ED BRUMBY – posted on PNG Attitude Blog
MELBOURNE – It is 52 years since I attended Ulli Beier’s classes in African literature at the University of Papua New Guinea.
Now as then, and like many others, my view of him remains conflicted.
Maebh Long has laid bare, eloquently, his hypocrisy and deceit which, back then, was a matter of considerable gossip, on and off campus.
She has also rightly acknowledged his almost single-handed role as midwife in the nascence of modern Papua New Guinean literature (albeit only in English).
The Ulli Beier I knew was a quietly spoken, reserved man, his reticence tinged with a certain haughtiness.
As a teacher he instilled in me a deep appreciation of the writings of Soyinka, Achebe, Senghor and other important African writers.
But he was only a mediocre pedagogue, relying constantly on references to how and when he taught Wole Soyinka (and others) how to write.
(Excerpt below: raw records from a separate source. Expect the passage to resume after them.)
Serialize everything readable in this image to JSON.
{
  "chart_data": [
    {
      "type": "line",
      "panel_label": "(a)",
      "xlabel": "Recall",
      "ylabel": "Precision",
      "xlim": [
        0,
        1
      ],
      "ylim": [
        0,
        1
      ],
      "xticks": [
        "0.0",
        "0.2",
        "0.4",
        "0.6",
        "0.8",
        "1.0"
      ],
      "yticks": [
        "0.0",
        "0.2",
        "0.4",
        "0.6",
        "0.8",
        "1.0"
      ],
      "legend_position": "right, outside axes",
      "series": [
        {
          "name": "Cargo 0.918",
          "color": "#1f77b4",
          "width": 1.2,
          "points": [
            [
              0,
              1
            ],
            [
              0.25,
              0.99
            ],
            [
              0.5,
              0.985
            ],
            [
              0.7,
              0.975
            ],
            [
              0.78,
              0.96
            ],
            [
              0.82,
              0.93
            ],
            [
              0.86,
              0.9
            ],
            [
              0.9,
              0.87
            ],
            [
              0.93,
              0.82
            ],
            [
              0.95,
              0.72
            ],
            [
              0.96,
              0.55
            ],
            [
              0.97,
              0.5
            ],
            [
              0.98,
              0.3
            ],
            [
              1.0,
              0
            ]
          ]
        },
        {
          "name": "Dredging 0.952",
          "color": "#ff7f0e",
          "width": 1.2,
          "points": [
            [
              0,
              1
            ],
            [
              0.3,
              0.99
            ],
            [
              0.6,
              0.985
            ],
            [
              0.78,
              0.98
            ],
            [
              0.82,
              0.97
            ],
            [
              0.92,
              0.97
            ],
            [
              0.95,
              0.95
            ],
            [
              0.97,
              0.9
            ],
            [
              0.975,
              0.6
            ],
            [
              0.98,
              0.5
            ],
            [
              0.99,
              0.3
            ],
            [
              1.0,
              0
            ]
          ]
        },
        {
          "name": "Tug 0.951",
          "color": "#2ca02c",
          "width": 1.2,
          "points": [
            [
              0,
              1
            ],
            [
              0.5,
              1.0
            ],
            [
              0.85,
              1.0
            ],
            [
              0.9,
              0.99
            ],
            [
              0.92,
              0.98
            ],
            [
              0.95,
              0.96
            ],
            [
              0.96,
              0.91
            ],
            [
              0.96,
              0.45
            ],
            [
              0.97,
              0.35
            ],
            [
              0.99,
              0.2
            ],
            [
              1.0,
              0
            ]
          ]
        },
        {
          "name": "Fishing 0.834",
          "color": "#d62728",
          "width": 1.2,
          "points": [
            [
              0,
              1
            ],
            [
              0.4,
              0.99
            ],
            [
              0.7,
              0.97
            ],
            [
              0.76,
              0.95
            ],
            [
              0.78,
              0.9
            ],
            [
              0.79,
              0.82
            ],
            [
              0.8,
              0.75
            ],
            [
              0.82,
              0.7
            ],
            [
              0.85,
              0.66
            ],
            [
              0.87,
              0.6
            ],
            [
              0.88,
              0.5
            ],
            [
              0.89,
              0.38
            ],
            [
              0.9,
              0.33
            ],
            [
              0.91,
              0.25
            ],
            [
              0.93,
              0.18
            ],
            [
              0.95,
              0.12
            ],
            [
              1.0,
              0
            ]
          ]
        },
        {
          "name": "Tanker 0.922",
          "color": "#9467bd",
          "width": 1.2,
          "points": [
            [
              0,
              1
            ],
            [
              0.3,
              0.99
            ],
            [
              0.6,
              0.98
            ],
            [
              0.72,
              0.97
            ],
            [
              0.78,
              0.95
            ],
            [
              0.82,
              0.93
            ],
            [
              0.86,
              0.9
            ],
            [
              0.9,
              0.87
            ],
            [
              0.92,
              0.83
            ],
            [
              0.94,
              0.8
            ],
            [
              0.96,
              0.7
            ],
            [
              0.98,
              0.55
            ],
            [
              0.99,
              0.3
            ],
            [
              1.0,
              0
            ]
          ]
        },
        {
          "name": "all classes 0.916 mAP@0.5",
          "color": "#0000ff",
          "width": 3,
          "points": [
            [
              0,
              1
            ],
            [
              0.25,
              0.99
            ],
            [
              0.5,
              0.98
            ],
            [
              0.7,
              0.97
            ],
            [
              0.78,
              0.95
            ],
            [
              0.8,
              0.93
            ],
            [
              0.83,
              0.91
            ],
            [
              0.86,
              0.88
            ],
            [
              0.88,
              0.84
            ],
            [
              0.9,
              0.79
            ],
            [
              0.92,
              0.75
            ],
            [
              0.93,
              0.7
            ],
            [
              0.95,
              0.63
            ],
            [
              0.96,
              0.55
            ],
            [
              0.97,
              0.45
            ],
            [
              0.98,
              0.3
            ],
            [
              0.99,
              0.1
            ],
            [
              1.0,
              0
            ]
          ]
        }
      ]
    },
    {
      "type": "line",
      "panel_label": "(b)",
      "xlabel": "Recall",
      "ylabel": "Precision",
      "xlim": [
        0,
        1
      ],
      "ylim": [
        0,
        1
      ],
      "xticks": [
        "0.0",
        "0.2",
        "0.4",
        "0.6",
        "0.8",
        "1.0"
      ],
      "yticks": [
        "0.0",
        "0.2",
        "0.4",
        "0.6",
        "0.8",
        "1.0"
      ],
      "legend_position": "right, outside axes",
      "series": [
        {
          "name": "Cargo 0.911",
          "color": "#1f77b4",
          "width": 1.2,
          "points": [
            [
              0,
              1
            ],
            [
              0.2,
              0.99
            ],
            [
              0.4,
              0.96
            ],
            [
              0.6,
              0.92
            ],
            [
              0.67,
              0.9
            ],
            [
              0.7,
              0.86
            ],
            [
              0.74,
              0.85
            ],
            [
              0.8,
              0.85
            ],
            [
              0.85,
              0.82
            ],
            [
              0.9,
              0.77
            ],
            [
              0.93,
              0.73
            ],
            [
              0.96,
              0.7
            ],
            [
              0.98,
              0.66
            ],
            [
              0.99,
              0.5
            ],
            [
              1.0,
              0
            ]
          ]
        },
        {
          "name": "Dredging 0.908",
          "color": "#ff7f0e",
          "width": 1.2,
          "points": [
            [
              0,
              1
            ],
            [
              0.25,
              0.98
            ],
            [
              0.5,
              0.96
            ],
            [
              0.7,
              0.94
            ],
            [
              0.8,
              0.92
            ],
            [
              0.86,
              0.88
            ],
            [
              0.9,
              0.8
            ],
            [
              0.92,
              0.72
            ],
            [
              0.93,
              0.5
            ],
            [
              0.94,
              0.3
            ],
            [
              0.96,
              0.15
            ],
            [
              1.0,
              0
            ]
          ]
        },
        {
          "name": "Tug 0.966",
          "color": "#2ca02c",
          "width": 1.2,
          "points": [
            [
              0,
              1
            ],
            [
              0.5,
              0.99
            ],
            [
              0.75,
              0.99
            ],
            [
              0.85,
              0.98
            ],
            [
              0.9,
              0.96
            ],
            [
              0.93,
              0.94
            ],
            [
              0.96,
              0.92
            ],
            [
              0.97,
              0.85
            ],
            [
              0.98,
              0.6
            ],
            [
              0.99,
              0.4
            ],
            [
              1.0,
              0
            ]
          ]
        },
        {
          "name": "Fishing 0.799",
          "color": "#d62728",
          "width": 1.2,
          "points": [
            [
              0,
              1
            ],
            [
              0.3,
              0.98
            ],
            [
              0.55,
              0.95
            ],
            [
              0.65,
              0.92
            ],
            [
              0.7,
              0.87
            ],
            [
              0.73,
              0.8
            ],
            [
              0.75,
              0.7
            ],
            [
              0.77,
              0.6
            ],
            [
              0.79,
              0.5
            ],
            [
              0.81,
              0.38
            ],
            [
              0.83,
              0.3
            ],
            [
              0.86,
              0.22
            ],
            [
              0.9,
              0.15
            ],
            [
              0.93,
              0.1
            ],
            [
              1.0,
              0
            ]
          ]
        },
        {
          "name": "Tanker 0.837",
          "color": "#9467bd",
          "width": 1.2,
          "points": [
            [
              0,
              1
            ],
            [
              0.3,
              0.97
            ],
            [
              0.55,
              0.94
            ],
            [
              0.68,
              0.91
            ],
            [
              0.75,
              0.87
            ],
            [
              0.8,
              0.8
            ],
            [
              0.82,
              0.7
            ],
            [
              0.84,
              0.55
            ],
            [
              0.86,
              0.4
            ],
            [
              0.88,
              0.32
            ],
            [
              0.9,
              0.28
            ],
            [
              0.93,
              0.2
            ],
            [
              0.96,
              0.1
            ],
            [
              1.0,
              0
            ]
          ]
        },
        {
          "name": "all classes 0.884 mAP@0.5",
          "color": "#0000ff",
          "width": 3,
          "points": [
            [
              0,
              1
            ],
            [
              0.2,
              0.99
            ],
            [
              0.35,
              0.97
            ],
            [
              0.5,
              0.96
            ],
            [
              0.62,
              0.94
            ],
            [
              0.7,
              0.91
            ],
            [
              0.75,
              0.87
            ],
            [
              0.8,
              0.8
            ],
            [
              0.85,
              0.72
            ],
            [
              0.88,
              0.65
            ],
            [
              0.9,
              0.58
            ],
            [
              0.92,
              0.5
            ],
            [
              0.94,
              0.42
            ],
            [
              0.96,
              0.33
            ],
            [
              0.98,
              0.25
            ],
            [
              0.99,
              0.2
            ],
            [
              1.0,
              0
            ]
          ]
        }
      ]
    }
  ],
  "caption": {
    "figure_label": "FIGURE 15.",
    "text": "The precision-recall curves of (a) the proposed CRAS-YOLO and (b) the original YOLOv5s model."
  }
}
There was minimal attention to literary theory per se.
Ulli certainly lacked the charisma and motivational charm of his confreres – the likes of Elton Brash, Nigel Krauth and Nick Wilkinson, who all had a far greater impact on my literary understanding and whom I remember far more fondly.
Even the somewhat dour Prithvindra Chakravarti (with whom I collaborated in translating the poems of Bengali poet, Jibanananda Das) managed to ignite greater passion in me, in his case for modern Indian literature.
Being the only non-Papua New Guinean in classes of no more than a dozen at a time (including people like Meg Taylor, Renagi Renagi Lohia and John Waiko), I was always mindful of being in the minority.
Given the context of the times, where a dependent colony was on the verge of sovereign independence, such mindfulness – both on and off campus – was a salutary.
Ulli made it clear to me early on, albeit with some subtlety, that he would have preferred classes of Papua New Guineans only, in keeping with his mission of fostering an Indigenous literary culture.
Given his attitude, I did not attempt to enroll in his creative writing classes – not that I had the necessary talent. (But he did pump my ego by awarding grades of A or B+ for my written assignments.)
I was grateful, nevertheless, for his subtlety regarding my presence in his classes, contrasting as it did with the visit and seminar by his ‘friend’, the Australian Aboriginal poet, Oodgeroo Noonuccal (aka Kath Walker).
I admired her works greatly, but she did complain publicly that she had not come all the way to Port Moresby to talk to white Australians.
Ulli was far from subtle, however, in propagating his anti-colonial agenda.
Understandable as it was given the times, it nevertheless rankled me.
Like my school teacher colleagues, I did not see myself as a ‘coloniser’, even though I was certainly part of a colonial system.
It rankled me further that a Caucasian from Germany, which Ulli was, a country with its own sorry history of colonisation, chose by inference to denigrate what my colleagues and I were trying to do in classrooms throughout Papua New Guinea.
Perhaps the truth hurt…..
As it turned out, it certainly did not hurt me to try to see the world through the eyes of the colonised, and I am, in retrospect, grateful to Ulli for opening me to that alternative view.
It has been rightly acknowledged that Ulli was far more successful as a mentor and entrepreneur than he was as a teacher.
He instigated, as Michael Dom would put it, that initial wavelet of published Papua New Guinean writers and poets, establishing such vehicles as Kovave and the Papua Pocket Poets series.
And he mentored and encouraged students and others to tell their stories, traditional and contemporary.
I admired him then for his enterprise and his enormous gift to Papua New Guinea, and, in most respects, still do.
It is most regrettable, shameful even, that his hoaxes and associated unethical behaviour sullied this achievement and his reputation and his legacy.
It was fairly common knowledge on the Waigani campus and elsewhere that the playwright, M. Lovori was, in fact, Ulli Beier – if only because no-one ever managed to meet this Lovori person.
And while Maebh Long describes Ulli’s involvement with Albert Maori Kiki and Vincent Eri as ‘working with’, I doubt I am alone in suspecting his involvement was far more than this.
I didn’t know Albert Maori Kiki, however Vincent was one of my ‘bosses’ in the Education Department and I knew him reasonably well professionally and socially.
There is a certain irony in all this. For all of Ulli’s anti-colonial convictions, was he not guilty of ‘colonising’ his students and mentees?
Guilty, perhaps, of occupying their minds, cultivating their talents and ideas, and appropriating and disseminating their works, albeit for some semblance of mutual benefit.
It was Oscar Wilde who noted, “I quite agree with Dr Nordau’s assertion that all men of genius are insane, but Dr Nordau forgets that all sane people are idiots.”
For me, the ultimate question concerns how to reconcile Ulli’s unethical behaviour with his undoubted achievements?
I have chosen to acknowledge and applaud the latter, and condemn the former – and to relish the ‘warts and all’ experience of having known him.